あっさりと受け入れられたフィルは、調子に乗って負担の分散も提案する。
「でしたら、竜帝王が複数居たほうがいいんじゃないですか。アイドルってグループのほうが人気なんですよね?スーパーアイドルよりスーパーアイドルグループですよ!」
「なるほど・・・それはありね!・・ティエ・・始祖竜王も・・ぶつぶつ・・」
危険を分散したいフィルの入れ知恵で、妹であるエンシェント・ドラゴンのティエに危機が迫る事になる。
そうだ、そんな事より被害状況を確認しないと。
「鳥達は私の空間に移動しなさい。中に私の神獣娘アリスがいるから頼りなさいね」
「「「「はい!」」」」
上空から観察すると、既に国中が大変な事になっていた。
建物は地震で崩壊、津波が港湾都市を飲み込み、天変地異で大地に飲み込まれた街もあった。
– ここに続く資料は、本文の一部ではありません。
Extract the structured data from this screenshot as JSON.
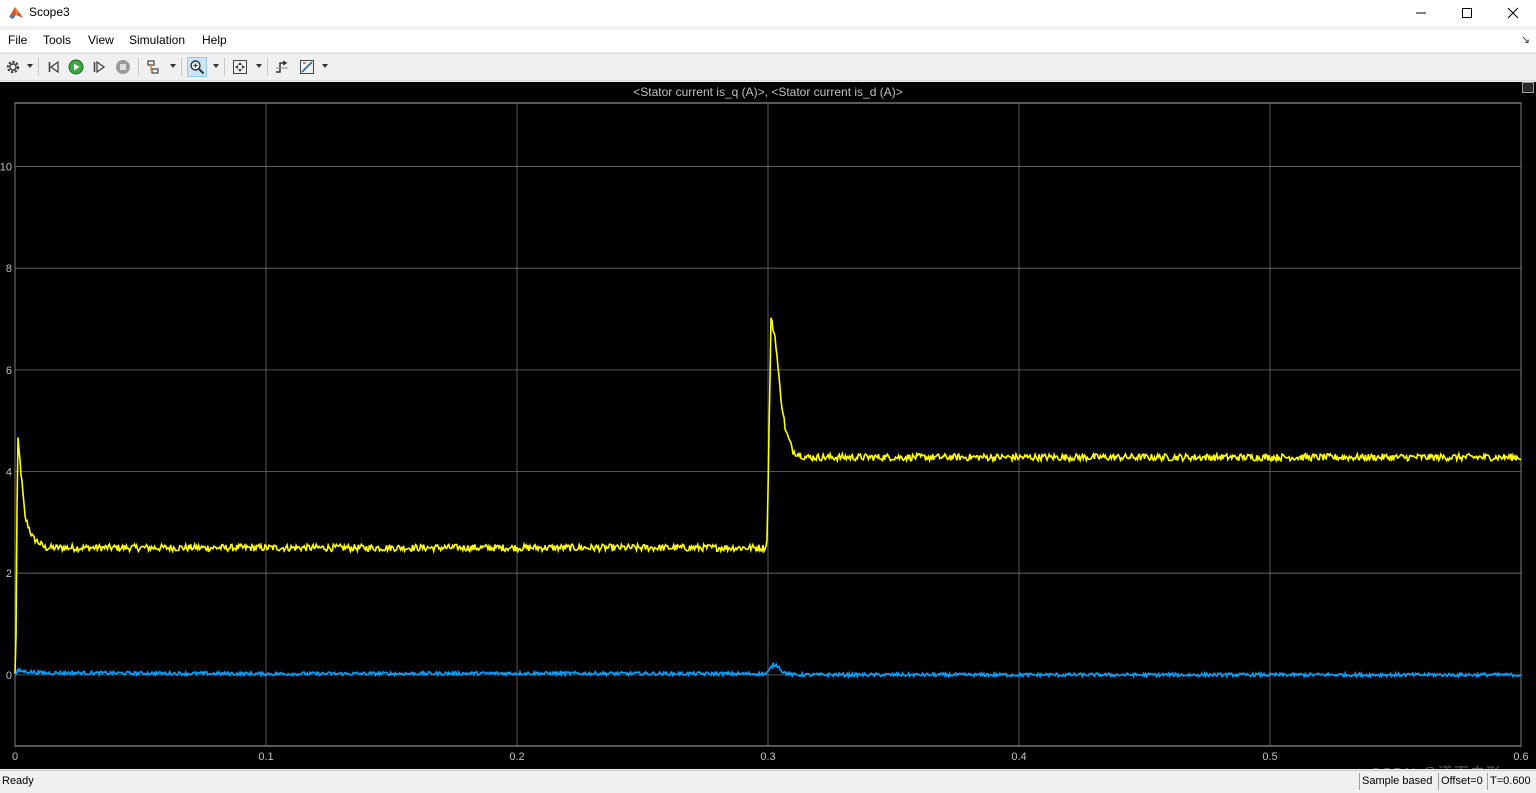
{
  "window": {
    "title": "Scope3"
  },
  "menu": [
    "File",
    "Tools",
    "View",
    "Simulation",
    "Help"
  ],
  "toolbar": [
    {
      "icon": "gear-icon",
      "has_dropdown": true
    },
    {
      "icon": "step-back-icon"
    },
    {
      "icon": "run-icon"
    },
    {
      "icon": "step-forward-icon"
    },
    {
      "icon": "stop-icon"
    },
    {
      "icon": "highlight-signal-icon",
      "has_dropdown": true
    },
    {
      "icon": "zoom-icon",
      "has_dropdown": true,
      "selected": true
    },
    {
      "icon": "fit-to-view-icon",
      "has_dropdown": true
    },
    {
      "icon": "triggers-icon"
    },
    {
      "icon": "measure-icon",
      "has_dropdown": true
    }
  ],
  "scope": {
    "title": "<Stator current is_q (A)>, <Stator current is_d (A)>"
  },
  "chart_data": {
    "type": "line",
    "title": "<Stator current is_q (A)>, <Stator current is_d (A)>",
    "xlabel": "",
    "ylabel": "",
    "xlim": [
      0,
      0.6
    ],
    "ylim": [
      -1.4,
      11.25
    ],
    "x_ticks": [
      "0",
      "0.1",
      "0.2",
      "0.3",
      "0.4",
      "0.5",
      "0.6"
    ],
    "y_ticks": [
      "0",
      "2",
      "4",
      "6",
      "8",
      "10"
    ],
    "grid": true,
    "background": "#000000",
    "series": [
      {
        "color": "#ffff00",
        "noise": 0.07,
        "points": [
          [
            0,
            0
          ],
          [
            0.0005,
            1.0
          ],
          [
            0.001,
            4.7
          ],
          [
            0.002,
            4.2
          ],
          [
            0.004,
            3.1
          ],
          [
            0.007,
            2.7
          ],
          [
            0.012,
            2.5
          ],
          [
            0.05,
            2.5
          ],
          [
            0.1,
            2.5
          ],
          [
            0.2,
            2.5
          ],
          [
            0.2995,
            2.5
          ],
          [
            0.3,
            3.6
          ],
          [
            0.3012,
            7.0
          ],
          [
            0.303,
            6.6
          ],
          [
            0.305,
            5.5
          ],
          [
            0.307,
            4.8
          ],
          [
            0.31,
            4.4
          ],
          [
            0.315,
            4.28
          ],
          [
            0.35,
            4.28
          ],
          [
            0.4,
            4.28
          ],
          [
            0.5,
            4.28
          ],
          [
            0.6,
            4.28
          ]
        ]
      },
      {
        "color": "#00a0ff",
        "noise": 0.035,
        "points": [
          [
            0,
            0
          ],
          [
            0.001,
            0.08
          ],
          [
            0.01,
            0.04
          ],
          [
            0.1,
            0.02
          ],
          [
            0.2,
            0.03
          ],
          [
            0.299,
            0.02
          ],
          [
            0.3,
            0.05
          ],
          [
            0.302,
            0.2
          ],
          [
            0.304,
            0.18
          ],
          [
            0.306,
            0.05
          ],
          [
            0.31,
            0.0
          ],
          [
            0.6,
            0.0
          ]
        ]
      }
    ]
  },
  "status": {
    "ready": "Ready",
    "mode": "Sample based",
    "offset": "Offset=0",
    "time": "T=0.600"
  },
  "watermark": "CSDN @潇而去形"
}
その後、フィルと国中を駆け回り希望者すべてを私の空間に回収した。
国民も相当数被害にあったが仕方がないと諦めた、だって天界太神が相手だったのだから。
でも、次回からは気をつけよう。
このような冷徹な思考・判断が出来るのは、神になった影響なのだろうけどイツキ自身は気づいていない。
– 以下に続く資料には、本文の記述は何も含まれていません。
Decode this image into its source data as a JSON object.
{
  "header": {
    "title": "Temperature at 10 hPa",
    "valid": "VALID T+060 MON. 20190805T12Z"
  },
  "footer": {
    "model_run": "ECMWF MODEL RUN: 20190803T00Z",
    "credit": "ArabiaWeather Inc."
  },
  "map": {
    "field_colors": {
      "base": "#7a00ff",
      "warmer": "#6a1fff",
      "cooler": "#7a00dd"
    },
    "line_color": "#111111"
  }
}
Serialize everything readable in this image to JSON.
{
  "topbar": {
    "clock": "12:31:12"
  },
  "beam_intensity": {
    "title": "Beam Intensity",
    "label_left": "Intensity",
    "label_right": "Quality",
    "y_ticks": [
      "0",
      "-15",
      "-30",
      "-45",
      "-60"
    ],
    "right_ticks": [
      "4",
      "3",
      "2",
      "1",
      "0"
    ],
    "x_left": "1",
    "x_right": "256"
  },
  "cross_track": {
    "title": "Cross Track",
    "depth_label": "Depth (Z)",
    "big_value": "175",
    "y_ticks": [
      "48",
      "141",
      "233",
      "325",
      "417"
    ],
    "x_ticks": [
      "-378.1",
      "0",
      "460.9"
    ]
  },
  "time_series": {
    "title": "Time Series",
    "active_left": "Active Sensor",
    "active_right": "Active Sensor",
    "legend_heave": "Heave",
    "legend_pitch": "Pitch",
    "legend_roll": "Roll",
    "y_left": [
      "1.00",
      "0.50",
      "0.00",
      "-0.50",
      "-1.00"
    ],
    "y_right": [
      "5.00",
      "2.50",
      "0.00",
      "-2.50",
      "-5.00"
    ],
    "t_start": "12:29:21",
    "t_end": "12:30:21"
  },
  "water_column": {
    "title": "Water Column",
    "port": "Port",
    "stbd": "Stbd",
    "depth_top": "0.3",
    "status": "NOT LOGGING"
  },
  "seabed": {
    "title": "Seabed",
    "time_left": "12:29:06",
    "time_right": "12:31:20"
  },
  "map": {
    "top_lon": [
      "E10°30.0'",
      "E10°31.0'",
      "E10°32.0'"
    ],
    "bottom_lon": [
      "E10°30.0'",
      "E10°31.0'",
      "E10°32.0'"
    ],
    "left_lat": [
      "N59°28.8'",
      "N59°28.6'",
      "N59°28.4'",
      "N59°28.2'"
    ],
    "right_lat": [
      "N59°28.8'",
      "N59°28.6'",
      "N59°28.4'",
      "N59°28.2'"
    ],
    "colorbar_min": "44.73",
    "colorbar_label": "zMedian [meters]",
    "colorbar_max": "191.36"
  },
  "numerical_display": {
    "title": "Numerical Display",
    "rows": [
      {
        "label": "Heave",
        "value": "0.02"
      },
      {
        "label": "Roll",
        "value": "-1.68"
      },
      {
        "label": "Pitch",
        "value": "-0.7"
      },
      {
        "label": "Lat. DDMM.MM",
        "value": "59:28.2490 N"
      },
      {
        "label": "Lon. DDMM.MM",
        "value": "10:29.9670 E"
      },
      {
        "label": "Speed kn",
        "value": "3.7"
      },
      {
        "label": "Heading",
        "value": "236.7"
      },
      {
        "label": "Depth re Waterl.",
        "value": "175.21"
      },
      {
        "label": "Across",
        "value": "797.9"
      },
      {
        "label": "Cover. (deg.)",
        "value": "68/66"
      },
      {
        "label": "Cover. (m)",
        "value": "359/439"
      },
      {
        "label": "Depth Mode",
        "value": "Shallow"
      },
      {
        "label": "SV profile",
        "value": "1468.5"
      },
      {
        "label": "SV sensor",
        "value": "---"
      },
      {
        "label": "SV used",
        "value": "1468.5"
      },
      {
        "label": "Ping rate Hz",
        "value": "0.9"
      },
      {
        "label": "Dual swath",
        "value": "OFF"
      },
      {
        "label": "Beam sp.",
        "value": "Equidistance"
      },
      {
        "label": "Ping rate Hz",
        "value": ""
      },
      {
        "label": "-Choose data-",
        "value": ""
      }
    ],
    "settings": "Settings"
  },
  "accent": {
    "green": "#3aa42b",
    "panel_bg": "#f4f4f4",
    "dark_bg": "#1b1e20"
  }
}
だけど良い事もあった。ゲーム世界のNPCでも私の世界に消滅する事なく移動出来たのだ。
他国から来ていた商人などは消えたので、私の濃密な魔力が漂うこの国の住人限定なのでは?と思っている。
まあ、移動する初めの一人がなかなか決まらなかったけどね。そりゃ死ぬかもしれないんだから当然だ。
そこは妹のソフィアが率先して移動してくれたおかげで、その後はスムーズに事が進んだ。
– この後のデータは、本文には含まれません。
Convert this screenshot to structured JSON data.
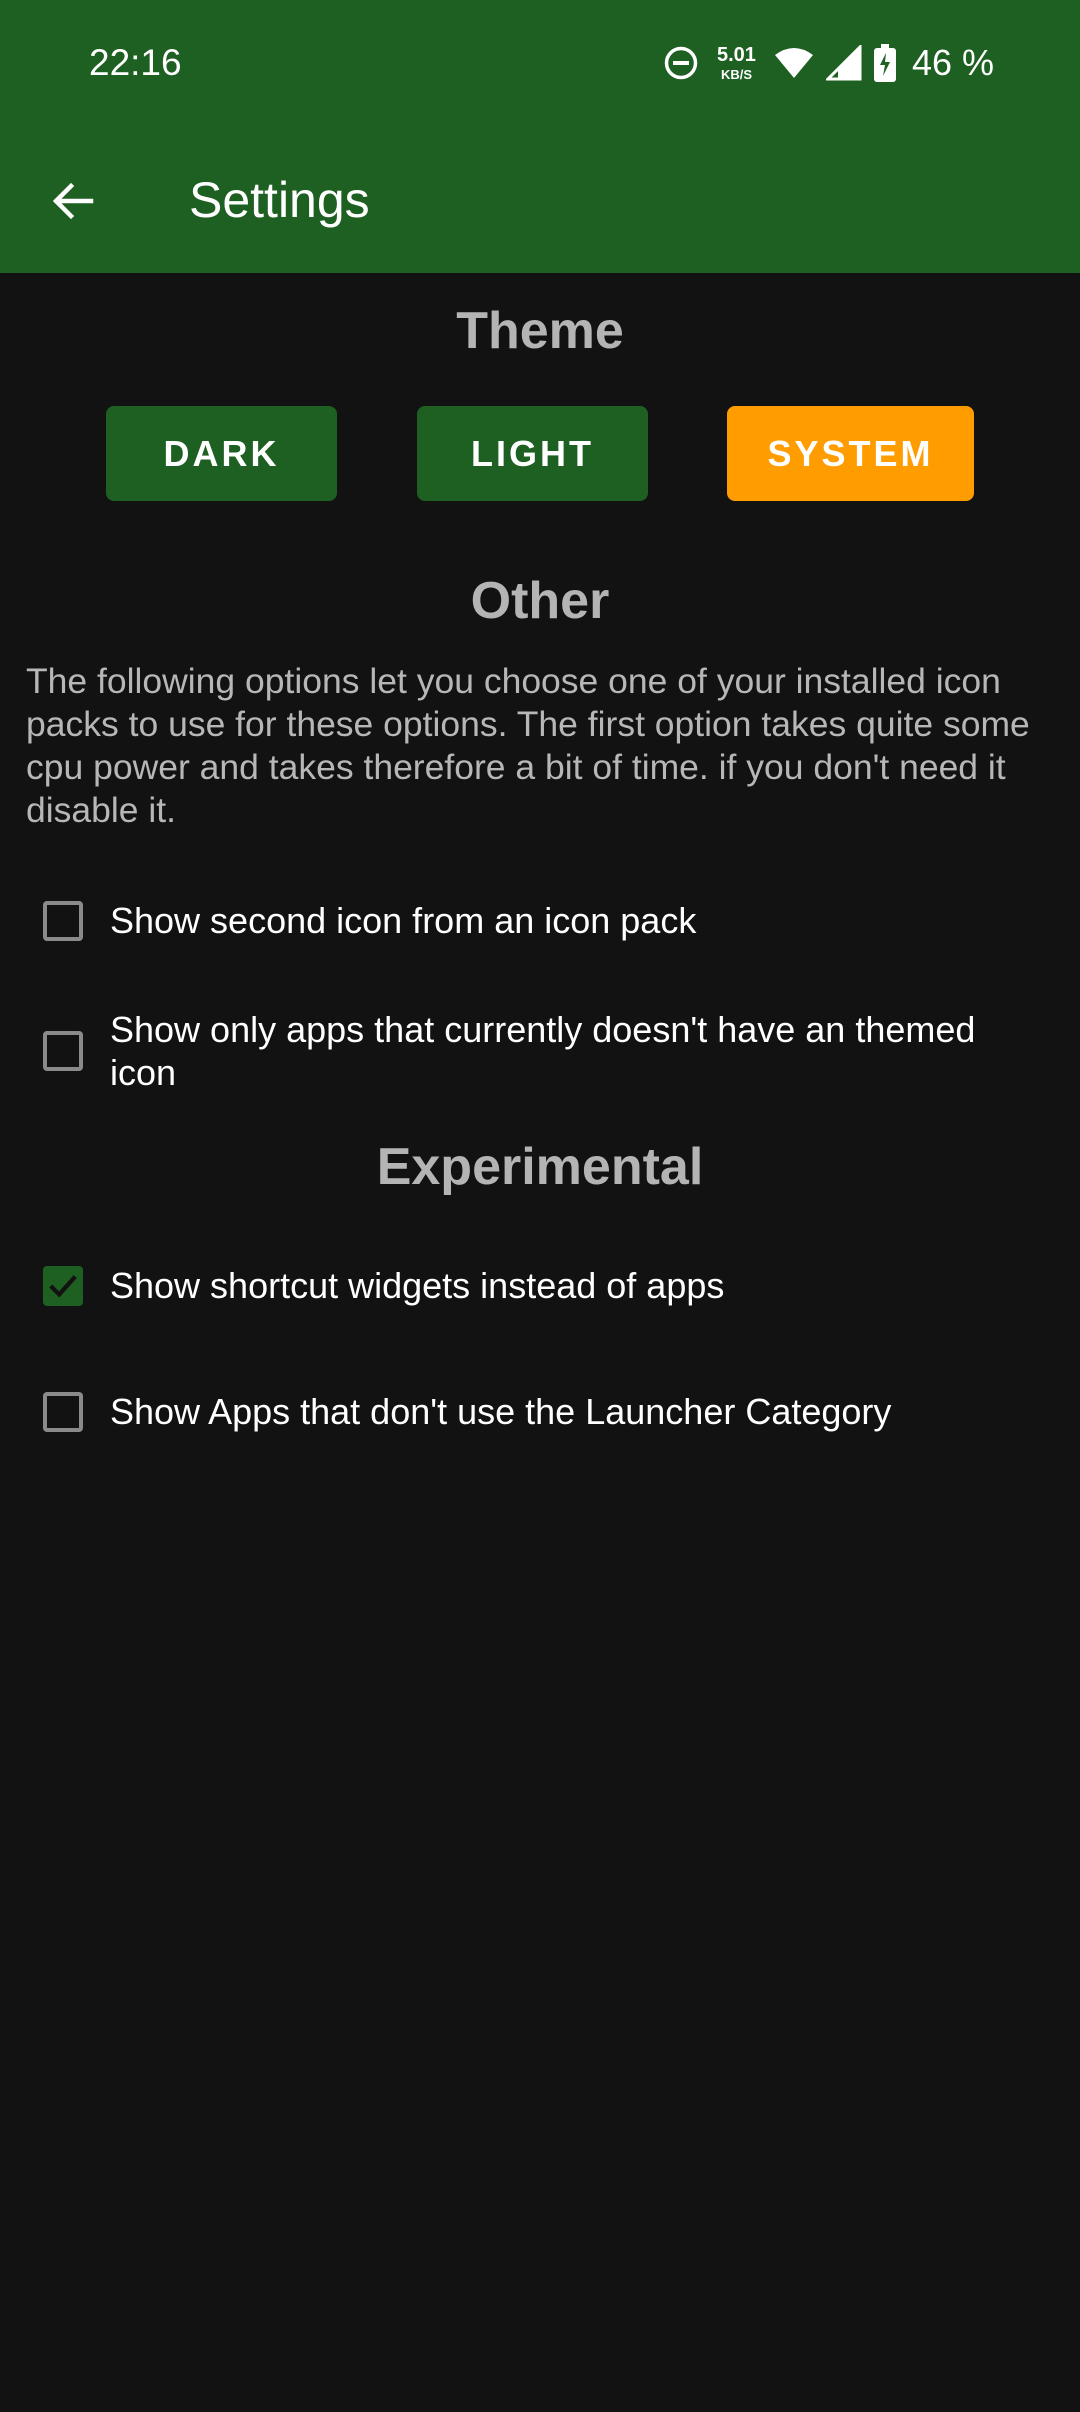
{
  "status_bar": {
    "time": "22:16",
    "net_speed_value": "5.01",
    "net_speed_unit": "KB/S",
    "battery": "46 %",
    "icons": [
      "do-not-disturb-icon",
      "wifi-icon",
      "signal-icon",
      "battery-charging-icon"
    ]
  },
  "toolbar": {
    "title": "Settings",
    "back_icon": "arrow-back-icon"
  },
  "theme": {
    "title": "Theme",
    "options": [
      "DARK",
      "LIGHT",
      "SYSTEM"
    ],
    "selected": "SYSTEM"
  },
  "other": {
    "title": "Other",
    "description": "The following options let you choose one of your installed icon packs to use for these options. The first option takes quite some cpu power and takes therefore a bit of time. if you don't need it disable it.",
    "options": [
      {
        "label": "Show second icon from an icon pack",
        "checked": false
      },
      {
        "label": "Show only apps that currently doesn't have an themed icon",
        "checked": false
      }
    ]
  },
  "experimental": {
    "title": "Experimental",
    "options": [
      {
        "label": "Show shortcut widgets instead of apps",
        "checked": true
      },
      {
        "label": "Show Apps that don't use the Launcher Category",
        "checked": false
      }
    ]
  },
  "colors": {
    "header": "#1e5f22",
    "accent": "#ff9d00",
    "background": "#121212",
    "section_title": "#b4b4b4"
  }
}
ん?ティエ?もちろん竜帝王にバージョンアップ済みだよ。本人も泣いて喜んでいた。
「お姉様、そろそろ危険です。早く移動を!」
ソフィアも心配しているし、私も移動しましょうか。
『だめよ!・・絶対に逃さない。貴方の責任、力を貸しなさい!』
地の底から布地のようなものが現れたと思ったら、足に巻き付いてそのまま異空間に引き込まれた。
「お姉様ー!!!」
ソフィアがこっちに来ないように、ゲートは閉じておきましょう。
全く害意がなかった(私を助けて〜!って感じだった)ので油断したわ。
引き込まれた場所は、ローマの神殿跡地みたいな場所だった。
そこには黒衣を纏い、肌は浅黒く、髪だけが真っ白。ただ髪で顔は見えない女性が・・これ、色を逆転させた貞子だ!貞子が居る。
「まあ、いいわ。貞子、話を聞きましょうか」
『さだ・・?うううっ、ありがとうごじゃいます〜!!!』
私の足元に縋り付いて、おんおんと泣いているこの娘。
泣きながらの話で聞き取りにくかったけど、なんとオーラル教の神、オーラル本人らしい。
このゲーム世界に一番初めに取り込まれた悪神で、黒き女神勢力との争いに負け、最後の逆転の可能性を信じてゲームに参加して・・当然負けた。
そして、このゲーム世界を運営するエネルギー供給体にされているそうだ。
ゲームごとに強制参加する理由はただ一つ「誰かに助けて欲しい」という理由だそう。
出来れば助けてあげたいけど・・・
「う〜〜〜ん、無理。ほぼ同化してるじゃない」
オーラルのエネルギーの流れを観察してみたけど、ゲーム世界とぐちゃぐちゃに絡みまくって解くのに何十年掛かるか分からない。
チクチクとマフラーを編むような面倒なこと、私がする訳無い。
『大丈夫です!策があります。世界を壊すほどの力を持つイツキ様にしか達成できないだろう策が!』
む!その言葉に興味が出た。話を聞くだけなら・・いや、なんか面白そうな予感がするわ!
「やるわ!貴方を全面的に信じるわ!」
『えっ!?ほ・・本当によろしいのですか!?お願いしておいてあれなんですが・・確率が非常に低いですよ!』
ふふふ、それがいいんじゃないの。
神経がすり減るような経験を私はしたいのよ!・・ほら話してみなさい。
また、途中でブチギレで世界崩壊で終了、というビジョンが見えるのは私だけだろうか?